In addition to diabetes, the two devices also received CE mark for expanded indications to treat patients that have complex disease, including dual vessels, small vessels and jailed side branches (small side branches of less than 2mm in diameter that are covered, or "jailed," when a larger artery is stented).
The expanded indications for Xience Prime and Xience V are based on randomised clinical trial data from the SPIRIT family of trials that support the safety and performance of the stents in these patient subgroups. Xience Prime is also indicated for use in long vessels and is available in stent lengths of 33mm and 38mm. Both Xience Prime and Xience V leverage the excellent outcomes from the extensive body of clinical evidence from the SPIRIT family of clinical trials. Most recently, data from the company’s SPIRIT IV trial comparing Xience V to the Taxus Express2 paclitaxel-eluting coronary stent system were presented at the Transcatheter Cardiovascular Therapeutics annual meeting in September 2009. With 3,690 patients, the SPIRIT IV trial is one of the largest head-to-head randomised clinical trials between two drug-eluting stents and includes more than 1,100 patients with diabetes.
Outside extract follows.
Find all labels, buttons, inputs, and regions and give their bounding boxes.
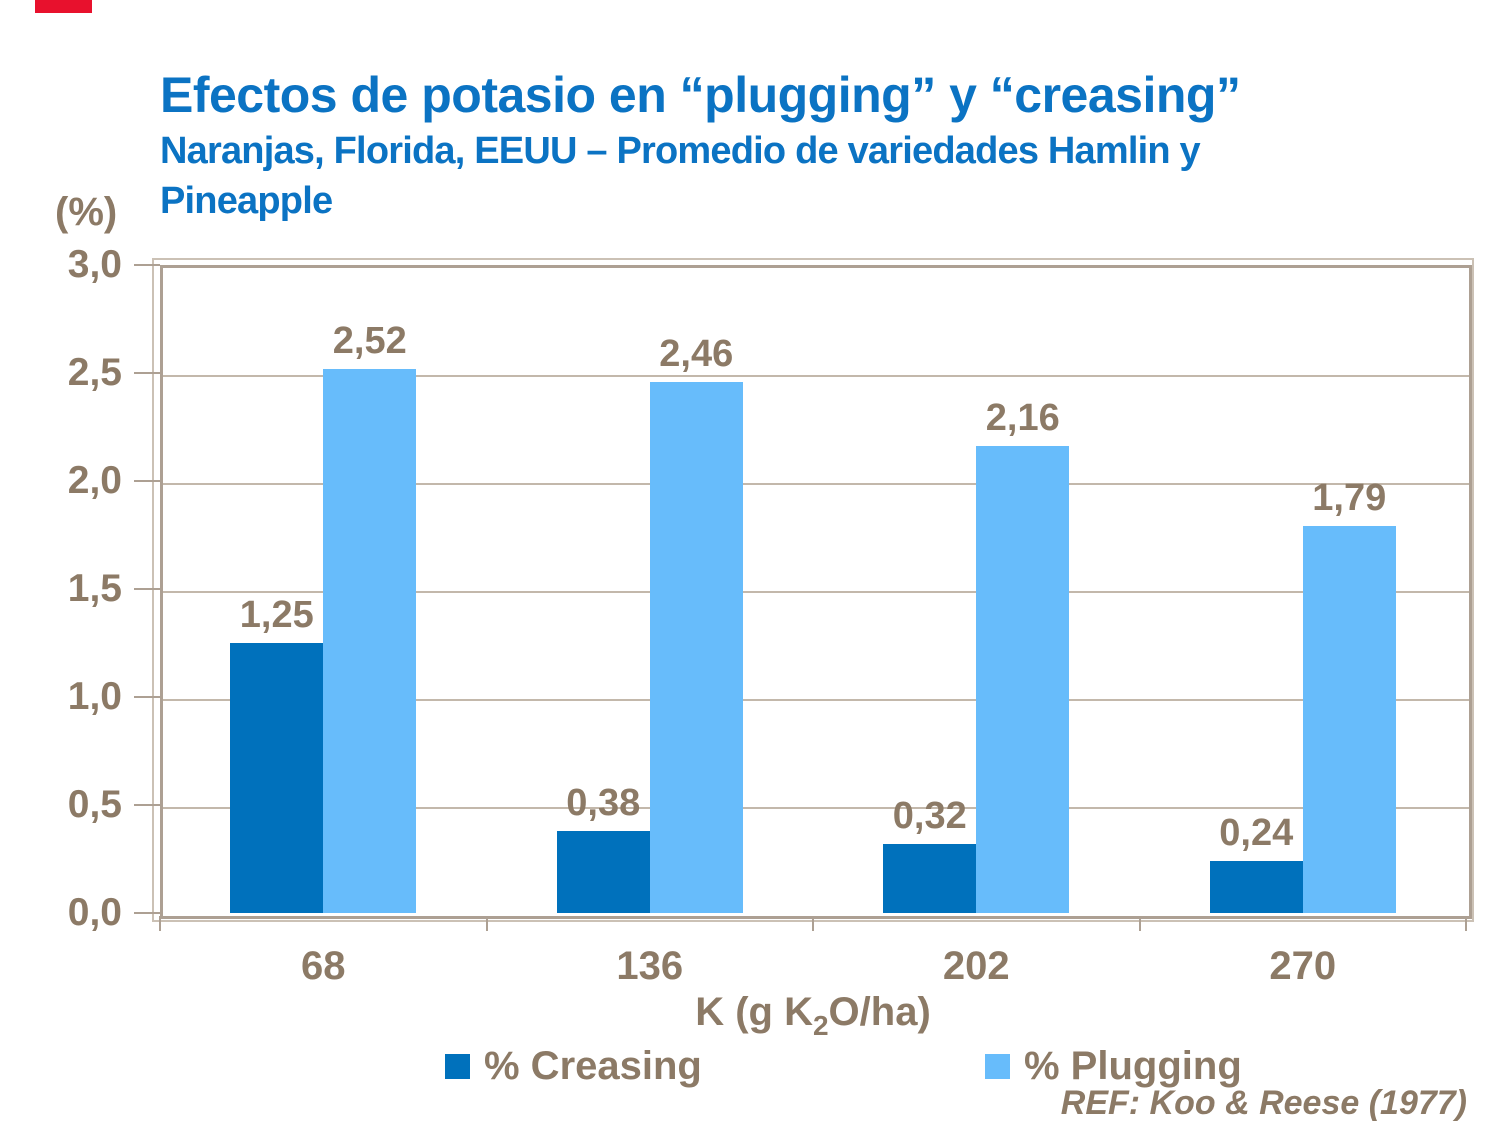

Xience Prime and Xience V are based upon the well-tested design utilised in the Multi-Link Vision family of stents, which is the most widely used stent platform in the world – more than 2 million of Abbott’s cobalt chromium stents have been implanted worldwide.
Xience Prime received CE mark in June 2009, and Xience V received CE mark in 2006. Xience Prime is an investigational device in the United States and is not available for sale in the United States or outside of jurisdictions in which the product has been CE marked. These additional indications apply to Xience V exclusively in countries where the product bears a CE mark.